Whenever I get my cutting board out with friends or family, good things always happen. I remember chopping garlic and fresh ginger with my boyfriend (now my husband) on one of our first dates. We were hungry after playing tennis, and we had to find something in my kitchen for dinner. Afterward, he offered to scrub my stove. I was in love.
And it's not just a woman thing.
Cutting boards are manly; don't be tempted to apply the pioneer woman or 1950's housewife stereotype. Have you seen Cake Boss, Bobby Flay, Alton Brown, or Emeril on the Food Network? This is why I can tell a group of men that good writing is a lot like good cooking. They nod their heads and start thinking about crème brulee and reduction sauces. It's not a woman's domain anymore.
So I have this theory about cutting boards and love. You start to love the people you cook with. You just do. Maybe it has something to do with working towards a common goal and enjoying the fruit of your shared labor. It's hard to be angry with someone when he's chopping the onion you need for the soup. It's hard to be bitter and stressed out when you have to stand there rolling out pizza dough on a nicely floured cutting board. It has something to do with choosing to take the time to do it.

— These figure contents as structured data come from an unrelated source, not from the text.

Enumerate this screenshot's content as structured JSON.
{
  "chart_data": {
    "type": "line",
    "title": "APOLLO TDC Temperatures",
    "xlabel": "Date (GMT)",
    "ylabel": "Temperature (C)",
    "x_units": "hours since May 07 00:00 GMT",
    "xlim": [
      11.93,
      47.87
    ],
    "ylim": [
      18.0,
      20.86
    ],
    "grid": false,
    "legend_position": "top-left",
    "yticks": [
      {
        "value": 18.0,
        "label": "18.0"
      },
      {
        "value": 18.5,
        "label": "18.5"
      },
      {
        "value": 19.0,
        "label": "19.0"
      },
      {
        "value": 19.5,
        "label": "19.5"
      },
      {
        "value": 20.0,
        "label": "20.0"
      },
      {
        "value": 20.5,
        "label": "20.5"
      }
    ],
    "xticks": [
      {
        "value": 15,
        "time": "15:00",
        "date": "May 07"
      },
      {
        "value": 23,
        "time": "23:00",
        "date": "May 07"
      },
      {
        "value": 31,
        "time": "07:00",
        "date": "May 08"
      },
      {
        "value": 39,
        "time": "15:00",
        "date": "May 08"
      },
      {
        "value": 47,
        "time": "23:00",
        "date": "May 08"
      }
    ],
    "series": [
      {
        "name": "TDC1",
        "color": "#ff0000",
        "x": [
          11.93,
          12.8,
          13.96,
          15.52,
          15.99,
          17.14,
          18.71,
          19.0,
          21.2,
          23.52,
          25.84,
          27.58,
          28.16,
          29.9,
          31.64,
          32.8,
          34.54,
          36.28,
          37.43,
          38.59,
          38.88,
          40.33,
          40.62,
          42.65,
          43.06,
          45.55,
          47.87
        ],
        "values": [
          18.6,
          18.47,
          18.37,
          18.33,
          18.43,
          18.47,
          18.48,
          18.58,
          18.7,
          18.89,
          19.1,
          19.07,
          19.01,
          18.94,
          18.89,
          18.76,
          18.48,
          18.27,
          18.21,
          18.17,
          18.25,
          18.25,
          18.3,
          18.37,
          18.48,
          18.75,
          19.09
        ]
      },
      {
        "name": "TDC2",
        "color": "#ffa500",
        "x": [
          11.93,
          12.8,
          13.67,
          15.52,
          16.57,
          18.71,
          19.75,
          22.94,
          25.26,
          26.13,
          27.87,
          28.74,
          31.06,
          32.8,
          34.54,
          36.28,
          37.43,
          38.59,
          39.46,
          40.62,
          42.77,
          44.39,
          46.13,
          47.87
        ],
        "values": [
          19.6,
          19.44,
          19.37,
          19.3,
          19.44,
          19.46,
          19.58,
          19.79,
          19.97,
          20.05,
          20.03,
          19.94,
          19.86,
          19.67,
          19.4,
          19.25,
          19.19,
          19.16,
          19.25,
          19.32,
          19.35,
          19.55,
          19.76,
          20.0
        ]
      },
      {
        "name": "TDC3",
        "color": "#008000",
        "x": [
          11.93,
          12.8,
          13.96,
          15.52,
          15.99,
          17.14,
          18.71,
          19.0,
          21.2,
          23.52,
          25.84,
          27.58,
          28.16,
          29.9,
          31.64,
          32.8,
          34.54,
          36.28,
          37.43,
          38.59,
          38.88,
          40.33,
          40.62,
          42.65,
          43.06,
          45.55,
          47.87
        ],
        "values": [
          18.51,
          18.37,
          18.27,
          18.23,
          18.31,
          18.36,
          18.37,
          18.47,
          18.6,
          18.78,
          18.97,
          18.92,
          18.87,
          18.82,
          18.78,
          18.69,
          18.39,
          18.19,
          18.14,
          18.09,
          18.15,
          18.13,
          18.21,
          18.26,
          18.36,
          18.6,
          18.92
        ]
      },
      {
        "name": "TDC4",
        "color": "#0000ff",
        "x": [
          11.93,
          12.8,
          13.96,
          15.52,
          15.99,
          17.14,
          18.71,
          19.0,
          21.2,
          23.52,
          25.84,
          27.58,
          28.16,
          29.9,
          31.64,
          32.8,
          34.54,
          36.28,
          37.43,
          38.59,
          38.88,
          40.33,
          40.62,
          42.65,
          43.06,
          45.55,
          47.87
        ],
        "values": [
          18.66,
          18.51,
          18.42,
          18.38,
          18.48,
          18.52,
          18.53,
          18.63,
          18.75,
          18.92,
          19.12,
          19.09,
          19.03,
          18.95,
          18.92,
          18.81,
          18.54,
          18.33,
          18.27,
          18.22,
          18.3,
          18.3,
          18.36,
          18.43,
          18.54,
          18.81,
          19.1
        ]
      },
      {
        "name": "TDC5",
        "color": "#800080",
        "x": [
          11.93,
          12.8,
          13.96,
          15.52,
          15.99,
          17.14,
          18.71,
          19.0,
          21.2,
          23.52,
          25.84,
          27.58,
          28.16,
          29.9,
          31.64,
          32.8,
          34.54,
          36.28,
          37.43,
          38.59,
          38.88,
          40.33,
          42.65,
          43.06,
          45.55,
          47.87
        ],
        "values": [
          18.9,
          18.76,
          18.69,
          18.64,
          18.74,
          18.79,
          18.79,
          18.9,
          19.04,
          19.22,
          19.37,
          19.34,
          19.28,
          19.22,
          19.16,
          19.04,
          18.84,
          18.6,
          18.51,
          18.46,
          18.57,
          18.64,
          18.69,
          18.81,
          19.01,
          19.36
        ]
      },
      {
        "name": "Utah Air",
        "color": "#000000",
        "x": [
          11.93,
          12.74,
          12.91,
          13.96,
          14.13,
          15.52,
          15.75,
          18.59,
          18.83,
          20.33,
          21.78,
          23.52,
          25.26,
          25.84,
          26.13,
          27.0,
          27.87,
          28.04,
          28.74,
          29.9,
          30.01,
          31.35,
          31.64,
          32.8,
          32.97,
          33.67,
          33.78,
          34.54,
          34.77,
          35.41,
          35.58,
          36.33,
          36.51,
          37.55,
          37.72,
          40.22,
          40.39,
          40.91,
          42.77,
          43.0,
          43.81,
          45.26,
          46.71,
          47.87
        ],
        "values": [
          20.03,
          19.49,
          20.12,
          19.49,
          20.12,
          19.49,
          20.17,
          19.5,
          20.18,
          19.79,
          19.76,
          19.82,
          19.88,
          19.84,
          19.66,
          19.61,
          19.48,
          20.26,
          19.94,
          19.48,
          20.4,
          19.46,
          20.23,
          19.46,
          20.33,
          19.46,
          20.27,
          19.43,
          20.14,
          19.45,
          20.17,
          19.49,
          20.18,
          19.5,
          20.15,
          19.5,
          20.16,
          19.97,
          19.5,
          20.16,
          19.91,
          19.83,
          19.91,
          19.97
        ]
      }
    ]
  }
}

I've been stressed out today. Who isn't? And I've been impatient with my daughter for demanding so much of my attention all day. And I've been mad about having to clean the bathrooms. I don't have time for all this.
So I got out my cutting board. I didn't have time to do this. It was lunchtime, and I asked my daughter if she wanted to make homemade pizzas. Of course! Really, Mom? Really? She sat by the counter, right by my side, spreading sauce on the crust and then sprinkling ridiculous amounts of cheese on top. She took her time, slowly spreading, slowing sprinkling. We relaxed as we waited for them to cook. Then we relaxed more as we ate them.
Then I hugged her. Then she hugged me.
The cutting board saves the day once again.
Living with flair means bringing out the cutting board precisely because I don't have the time for it.